• cytokines;
  • human mast cells;
  • seasonal allergic conjunctivitis


Background Conjunctival mast cells (MCs) are important effector cells in seasonal allergic conjunctivitis, via histamine and cytokine secretion. Several new anti-allergic eye drops stabilize MCs and block histamine receptors, but their anti-inflammatory effects are unclear.

Objective Anti-allergic drugs were compared for their anti-inflammatory effects in an in vitro model of human MC activation and in an experimental murine model of allergic conjunctivitis.

Methods Human cord blood stem cell-derived (CBMC) and conjunctival biopsy-derived MCs were stimulated via FcɛRI, degranulation and histamine release were assayed at 1 h and cytokine secretion at 24 h using multiplex arrays. Mice sensitized to short ragweed pollen were given anti-allergics topically before allergen challenge, and conjunctival immuno-staining was performed at 24 h.

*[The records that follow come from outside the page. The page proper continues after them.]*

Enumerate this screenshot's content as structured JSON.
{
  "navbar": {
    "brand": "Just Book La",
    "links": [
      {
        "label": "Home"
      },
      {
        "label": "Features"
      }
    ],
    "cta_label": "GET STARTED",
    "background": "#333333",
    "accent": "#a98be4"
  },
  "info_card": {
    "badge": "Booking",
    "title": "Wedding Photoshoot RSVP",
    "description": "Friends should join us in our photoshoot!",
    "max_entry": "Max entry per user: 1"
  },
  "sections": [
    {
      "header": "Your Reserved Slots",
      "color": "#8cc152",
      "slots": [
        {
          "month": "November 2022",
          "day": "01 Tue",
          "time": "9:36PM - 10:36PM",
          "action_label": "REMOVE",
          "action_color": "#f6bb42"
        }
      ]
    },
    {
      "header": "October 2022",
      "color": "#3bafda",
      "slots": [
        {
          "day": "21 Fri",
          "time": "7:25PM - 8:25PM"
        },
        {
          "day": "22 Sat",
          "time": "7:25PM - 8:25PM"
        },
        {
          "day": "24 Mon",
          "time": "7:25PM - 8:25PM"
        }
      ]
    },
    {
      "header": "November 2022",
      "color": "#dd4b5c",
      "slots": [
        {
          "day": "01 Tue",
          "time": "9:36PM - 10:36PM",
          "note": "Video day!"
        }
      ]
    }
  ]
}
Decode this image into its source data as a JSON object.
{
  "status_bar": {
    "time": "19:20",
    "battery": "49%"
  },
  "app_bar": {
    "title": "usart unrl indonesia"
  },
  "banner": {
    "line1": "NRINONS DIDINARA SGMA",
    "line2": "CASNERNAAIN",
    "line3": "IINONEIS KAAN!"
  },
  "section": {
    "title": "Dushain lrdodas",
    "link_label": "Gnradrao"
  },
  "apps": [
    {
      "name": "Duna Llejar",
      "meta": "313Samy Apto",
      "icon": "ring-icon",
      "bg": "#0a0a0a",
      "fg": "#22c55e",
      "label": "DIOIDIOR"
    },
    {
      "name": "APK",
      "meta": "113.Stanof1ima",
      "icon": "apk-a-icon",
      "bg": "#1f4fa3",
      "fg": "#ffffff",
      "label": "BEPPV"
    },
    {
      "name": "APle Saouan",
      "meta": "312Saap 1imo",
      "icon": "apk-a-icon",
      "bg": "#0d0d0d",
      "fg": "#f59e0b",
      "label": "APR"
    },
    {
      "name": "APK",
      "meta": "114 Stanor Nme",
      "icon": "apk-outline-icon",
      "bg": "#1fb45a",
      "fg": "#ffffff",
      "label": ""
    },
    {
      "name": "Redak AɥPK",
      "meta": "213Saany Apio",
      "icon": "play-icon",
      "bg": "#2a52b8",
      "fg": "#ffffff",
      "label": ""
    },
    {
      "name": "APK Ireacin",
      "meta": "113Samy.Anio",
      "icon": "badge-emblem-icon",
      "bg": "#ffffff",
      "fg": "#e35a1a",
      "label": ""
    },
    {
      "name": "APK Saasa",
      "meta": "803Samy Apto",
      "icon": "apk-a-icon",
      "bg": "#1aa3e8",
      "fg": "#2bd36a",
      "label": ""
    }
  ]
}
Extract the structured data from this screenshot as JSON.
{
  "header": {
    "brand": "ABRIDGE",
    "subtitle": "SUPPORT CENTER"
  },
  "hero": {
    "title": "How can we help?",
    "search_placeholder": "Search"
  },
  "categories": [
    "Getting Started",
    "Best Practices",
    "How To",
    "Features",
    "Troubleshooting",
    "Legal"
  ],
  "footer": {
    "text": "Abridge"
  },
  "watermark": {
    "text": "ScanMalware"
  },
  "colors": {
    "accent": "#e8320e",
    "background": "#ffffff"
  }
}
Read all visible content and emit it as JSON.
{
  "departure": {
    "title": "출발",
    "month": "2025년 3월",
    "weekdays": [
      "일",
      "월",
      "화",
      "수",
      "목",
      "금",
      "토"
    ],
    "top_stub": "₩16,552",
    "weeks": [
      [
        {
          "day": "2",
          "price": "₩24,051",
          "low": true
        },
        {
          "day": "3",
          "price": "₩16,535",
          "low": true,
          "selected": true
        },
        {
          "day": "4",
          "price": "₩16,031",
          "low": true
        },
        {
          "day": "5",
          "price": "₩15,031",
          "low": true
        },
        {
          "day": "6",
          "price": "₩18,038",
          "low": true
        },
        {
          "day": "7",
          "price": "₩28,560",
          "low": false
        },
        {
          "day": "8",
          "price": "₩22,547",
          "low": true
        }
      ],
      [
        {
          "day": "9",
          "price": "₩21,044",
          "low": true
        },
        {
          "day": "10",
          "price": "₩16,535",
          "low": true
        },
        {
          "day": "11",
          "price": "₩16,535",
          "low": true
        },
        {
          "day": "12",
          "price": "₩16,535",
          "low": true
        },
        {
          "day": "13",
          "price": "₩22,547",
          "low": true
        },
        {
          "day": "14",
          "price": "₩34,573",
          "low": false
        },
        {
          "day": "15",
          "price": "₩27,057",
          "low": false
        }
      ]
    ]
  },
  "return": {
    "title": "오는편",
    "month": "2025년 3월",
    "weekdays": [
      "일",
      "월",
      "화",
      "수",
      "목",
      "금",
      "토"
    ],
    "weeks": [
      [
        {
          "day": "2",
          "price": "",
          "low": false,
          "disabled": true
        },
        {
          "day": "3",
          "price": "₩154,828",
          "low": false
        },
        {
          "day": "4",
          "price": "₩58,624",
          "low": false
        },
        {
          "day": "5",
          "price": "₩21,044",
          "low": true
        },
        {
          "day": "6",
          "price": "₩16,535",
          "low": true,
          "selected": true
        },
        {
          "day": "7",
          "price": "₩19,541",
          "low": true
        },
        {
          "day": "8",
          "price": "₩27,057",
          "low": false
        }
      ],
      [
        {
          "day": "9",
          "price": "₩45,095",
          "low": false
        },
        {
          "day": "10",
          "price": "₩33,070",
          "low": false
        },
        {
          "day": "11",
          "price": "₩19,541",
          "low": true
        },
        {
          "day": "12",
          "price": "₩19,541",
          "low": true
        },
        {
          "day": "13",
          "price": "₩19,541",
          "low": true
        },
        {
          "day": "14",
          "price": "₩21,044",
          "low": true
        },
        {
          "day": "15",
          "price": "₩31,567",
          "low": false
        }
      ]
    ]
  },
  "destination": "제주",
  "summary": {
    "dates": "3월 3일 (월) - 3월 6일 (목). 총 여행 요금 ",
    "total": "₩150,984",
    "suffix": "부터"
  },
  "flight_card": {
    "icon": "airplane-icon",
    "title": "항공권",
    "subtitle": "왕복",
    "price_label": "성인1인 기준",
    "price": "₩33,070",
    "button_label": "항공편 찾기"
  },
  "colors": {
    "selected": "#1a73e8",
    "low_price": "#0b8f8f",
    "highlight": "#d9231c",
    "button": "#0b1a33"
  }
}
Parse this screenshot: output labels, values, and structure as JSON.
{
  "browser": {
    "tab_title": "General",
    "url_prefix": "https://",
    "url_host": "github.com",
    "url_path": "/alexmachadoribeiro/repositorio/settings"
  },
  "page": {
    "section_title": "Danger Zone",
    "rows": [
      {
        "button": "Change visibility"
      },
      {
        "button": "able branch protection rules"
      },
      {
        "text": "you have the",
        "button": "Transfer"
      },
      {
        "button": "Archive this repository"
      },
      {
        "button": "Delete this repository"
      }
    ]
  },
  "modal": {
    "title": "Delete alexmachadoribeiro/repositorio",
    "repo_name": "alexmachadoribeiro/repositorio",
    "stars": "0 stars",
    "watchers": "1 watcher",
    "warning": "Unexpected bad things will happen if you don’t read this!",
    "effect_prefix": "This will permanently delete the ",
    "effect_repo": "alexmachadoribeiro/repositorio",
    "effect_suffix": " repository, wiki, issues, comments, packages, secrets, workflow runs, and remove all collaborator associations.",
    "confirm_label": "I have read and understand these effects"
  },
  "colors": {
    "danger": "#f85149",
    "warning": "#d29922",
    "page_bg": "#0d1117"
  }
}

Results After a 1 h stimulation, 80% of the CBMC had degranulated and secreted histamine (27.9±4.7 ng/106 cells; P<0.05). Pre-treatment by all drugs significantly reduced histamine and TNF-α, whereas IL-5, IL-8, IL-10 and TNF-β profiles were differentially decreased. For conjunctival biopsy-derived cultures (n=11), FcɛR1 stimulation increased histamine, TNF-α, TNF-β, IL-5 and IL-8 levels and the production of IL-5, IL-6 (P<0.05), histamine and IL-8 (P<0.01) was inhibited by epinastine. In vivo, epinastine and olopatadine pre-treatment significantly reduced the clinical scores and eosinophil numbers (n=6; P<0.05) while epinastine also reduced neutrophils (P<0.02).

Conclusion Differential effects on MC cytokine inhibition were observed, with epinastine inhibiting MC secretion of IL-5, IL-8, IL-10 and conjunctival neutrophil infiltration. The anti-allergic drugs have anti-histamine and mast-cell stabilizing properties but might differ in clinical improvement depending on the individual and the cytokines involved.